This repository stores all the R and bash files that are used to run a RNA-Seq analysis.
Some tools need to be downloaded and compiled in order to run the pipeline available. Here is the list of the tools to be downloaded:
- STAR: https://github.com/alexdobin/STAR
- Trimmomatic: http://www.usadellab.org/cms/?page=trimmomatic
- FastQC: https://www.bioinformatics.babraham.ac.uk/projects/fastqc/
- featureCounts: http://bioinf.wehi.edu.au/featureCounts/
Tools must be downloaded following the instructions on the websites. The resulting folders and binary executable files must be saved in a scripts folder.
The version of the tools that have been tested with the scripts available on the repository are as follows:
- STAR: 2.7
- Trimmomatic: 0.39
- FastQC: 4.9.3
- featureCounts: Version 1.6.4 of Subread package
On the RNA-Seq folder, you will find the necessary tools to run a RNA-Seq pipeline on your terminal in a Unix environment. Several folder are located within it:
-
data: fasta, gff and a subfolder subdata must be added in this folder.
- subdata: fastq files are included in this folder.
-
scripts: all the scripts and tools needed to run the RNA-Seq analysis are found here.
A folder bin must be created where all the results will be stored. The user must follow the following steps before running the analysis
git clone https://github.com/jumagari14/RNA-Seq_pipe.git
cd RNA-Seq_pipe
mkdir -p -m 755 bin data
mkdir -p -m 755 data/subdata
## Include all the necessary data in data and subdata folder
cd scripts
Once these steps are done, a shell file can be executed
./main_rna_seq.sh
After running the pipeline, several folders are found in bin:
- genome_ind: Genome indexes, necessary to run the STAR mapping.
- STAR_Align: Sorted and unsorted Bam files from STAR mapping.
- counts: txt files with the counting results.

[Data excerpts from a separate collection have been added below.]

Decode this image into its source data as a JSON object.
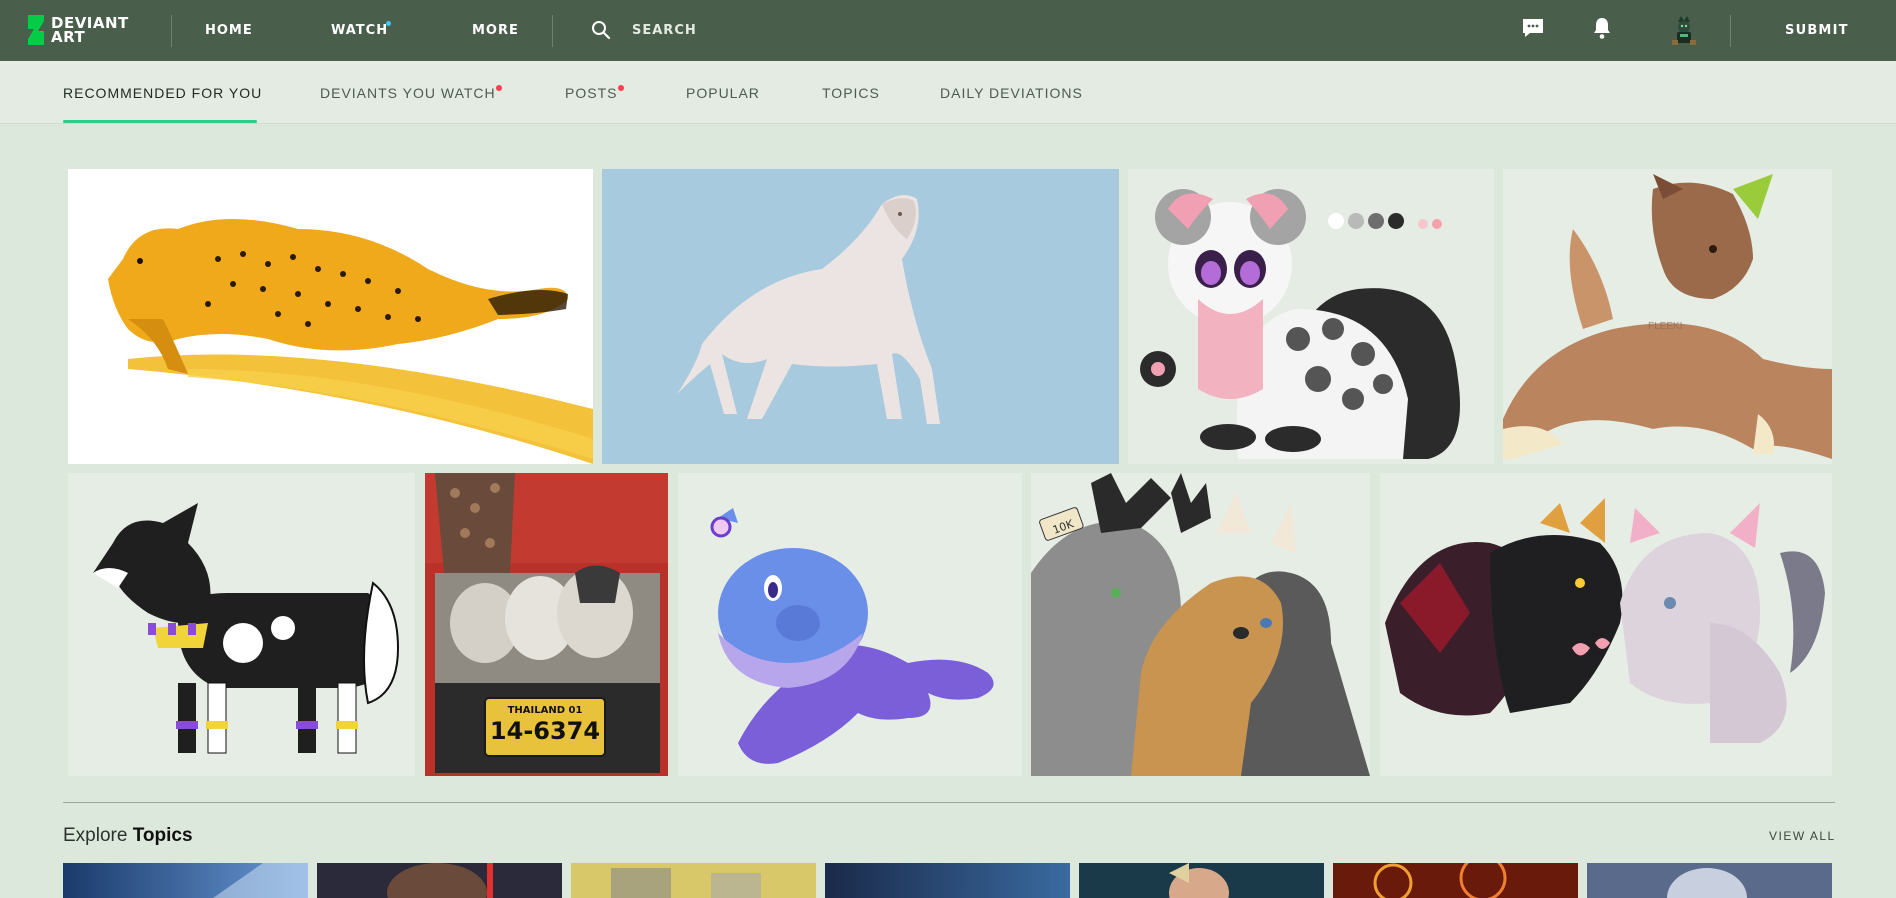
{
  "header": {
    "logo_line1": "DEVIANT",
    "logo_line2": "ART",
    "nav": [
      {
        "label": "HOME"
      },
      {
        "label": "WATCH"
      },
      {
        "label": "MORE"
      }
    ],
    "search_label": "SEARCH",
    "submit_label": "SUBMIT"
  },
  "tabs": [
    {
      "label": "RECOMMENDED FOR YOU"
    },
    {
      "label": "DEVIANTS YOU WATCH"
    },
    {
      "label": "POSTS"
    },
    {
      "label": "POPULAR"
    },
    {
      "label": "TOPICS"
    },
    {
      "label": "DAILY DEVIATIONS"
    }
  ],
  "gallery": {
    "watermarks": {
      "fox_text": "FLEEKI",
      "plate_top": "THAILAND 01",
      "plate_number": "14-6374",
      "tag_text": "10K"
    }
  },
  "explore": {
    "prefix": "Explore",
    "title": "Topics",
    "view_all": "VIEW ALL"
  },
  "colors": {
    "topbar": "#4a5e4c",
    "page_bg": "#dde8dc",
    "tab_accent": "#2fcc8b",
    "notification_dot_red": "#ff3d4e",
    "notification_dot_blue": "#3ec7ff"
  }
}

- trimm_data: trimmed fastq reads. A subfolder quality where html and zip files as a result of FASTQC analysis are stored is also generated.
In the main directory, a file .tabular where all the counting results are saved is created. This file will mainly be used in the latter normalisation step.
The main script includes parallel command. If this command is not available on the cluster where the analysis is run, the optional script (optional_rna-star.sh) must be run. In the current repository, R files to perform the normalisation analysis and to extract extra information about gff files are included.